To participate, please register for the meeting. There you can indicate your plans to attend the meeting either in-person or remotely. If you wish to present a talk at the meeting, please submit an abstract.

 

Pikimo12-Digital-Poster.jpg

Pikimo12-Print-8x11-w-QRCode.pdf

09:00 Breakfast + Introduction

Morning Session

1 Searching for Lorentz violation and spin-gravity couplings in experiments

Lorentz violation has been a popular topic in recent years. We studied the linearized limits of the generic Lorentz-violating terms in curved spacetime and applied them to gravitational experiments. Three types of experiments, free-dropping, gravitational interferometer, and gravitational bound-state experiments, are studied. First constraints on certain new coefficients for Lorentz violation and spin-gravity couplings are extracted from them.

Speaker: Zonghao Li

Zonghao_Li_PIKIMO12.pdf

Zonghao_Li_PIKIMO12.pptx

2 Chirally-Enhanced Muon g-2 and Its Implications to Higgs-Related Observables

I introduce extensions of the Standard Model and a two-Higgs-doublet model with vectorlike leptons which generate chirally-enhanced contributions to the muon's anomalous magnetic moment, $(g-2)_{\mu}$. I show an additional $\tan^2\beta$ enhancement in the Higgs sector can generate up to two-orders of magnitude larger contributions to the magnetic moment while satisfying relavant constraints. These enhanced contributions can clearly explain the anomaly within $1\sigma$ for new lepton and Higgs masses up to tens of TeV, despite this heavy scale being currently unreachable at the LHC. Finally, I demonstrate a connection between a single parameter and $(g-2)_{\mu}$, $h \rightarrow \mu^{+} \mu^{-}$, $\mu^{+} \mu^{-} \rightarrow h h$ and $\mu^{+} \mu^{-} \rightarrow h h h$ observables, suggesting that $(g-2)_{\mu}$ can uniquely determine these Higgs-related processes.

Speaker: Keith Hermanek

Hermanek_PIKIMO_talk.pdf

3 Searching for Ultralight Dark Matter with Light

Ultralight dark matter (UDM) is a well motivated dark matter candidate. However, direct detection of UDM poses an experimental challenge due to the low energy scales and weak couplings involved. We propose to use optical microring resonators to search for UDM particles. The microring resonators not only have a high quality factor which produce large enhancements in signal power, but also can be made from non-linear dielectric materials which enable novel search channels. We study the sensitivity of microring resonator based searches to axion dark matter and dark photon dark matter sub-eV scale.

Speaker: Christina Gao

Gao_pikimo_microring.pdf

4 Cosmological Dark Photon Oscillations in Non-Minimal Dark Sectors

As many of us know, the cosmic microwave background has a black-body spectrum. This is confirmed by COBE-FIRAS data three decades ago with exact measurement and tiny error bars.

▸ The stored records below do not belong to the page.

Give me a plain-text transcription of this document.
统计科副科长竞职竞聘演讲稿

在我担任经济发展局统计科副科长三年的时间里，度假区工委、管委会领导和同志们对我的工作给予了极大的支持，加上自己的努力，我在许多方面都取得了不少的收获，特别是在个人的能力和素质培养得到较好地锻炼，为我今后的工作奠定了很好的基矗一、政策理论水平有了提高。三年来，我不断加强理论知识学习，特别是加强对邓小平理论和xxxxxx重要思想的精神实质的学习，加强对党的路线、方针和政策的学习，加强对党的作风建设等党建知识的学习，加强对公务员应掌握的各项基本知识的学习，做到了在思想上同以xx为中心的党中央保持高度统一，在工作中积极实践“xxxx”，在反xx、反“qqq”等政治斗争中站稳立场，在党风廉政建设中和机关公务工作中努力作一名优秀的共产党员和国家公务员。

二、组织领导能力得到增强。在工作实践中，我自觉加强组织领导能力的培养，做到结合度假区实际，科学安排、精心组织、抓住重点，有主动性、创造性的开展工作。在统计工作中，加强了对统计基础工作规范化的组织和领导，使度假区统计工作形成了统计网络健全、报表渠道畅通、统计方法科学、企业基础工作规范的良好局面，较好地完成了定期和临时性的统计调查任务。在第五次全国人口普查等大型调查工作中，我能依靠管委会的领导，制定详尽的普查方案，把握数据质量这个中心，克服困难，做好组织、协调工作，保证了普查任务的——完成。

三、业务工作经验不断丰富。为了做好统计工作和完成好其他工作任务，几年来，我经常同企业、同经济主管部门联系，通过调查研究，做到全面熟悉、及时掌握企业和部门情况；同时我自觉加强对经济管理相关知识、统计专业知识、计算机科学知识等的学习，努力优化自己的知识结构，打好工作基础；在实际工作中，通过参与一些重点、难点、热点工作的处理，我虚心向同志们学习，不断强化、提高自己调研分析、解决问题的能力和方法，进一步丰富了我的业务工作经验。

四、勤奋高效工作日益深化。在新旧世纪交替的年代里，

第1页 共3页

However, the existence of new physics, such as the photon-dark photon oscillation with non-zero kinetic mixing, will distort the black body spectrum. Based on this character, and the fact that the deviation of CMB from the black body spectrum is highly constrained, we can give strict constraints on the new physics, for example, the dark photon parameter space.

In our work, we extend the discussion to the non-minimal dark sector and strongly constrain the millicharged particles(MCPs) parameter space. We will also discuss how the existence of MCPs will change the FIRAS bound of the minimal dark photon model.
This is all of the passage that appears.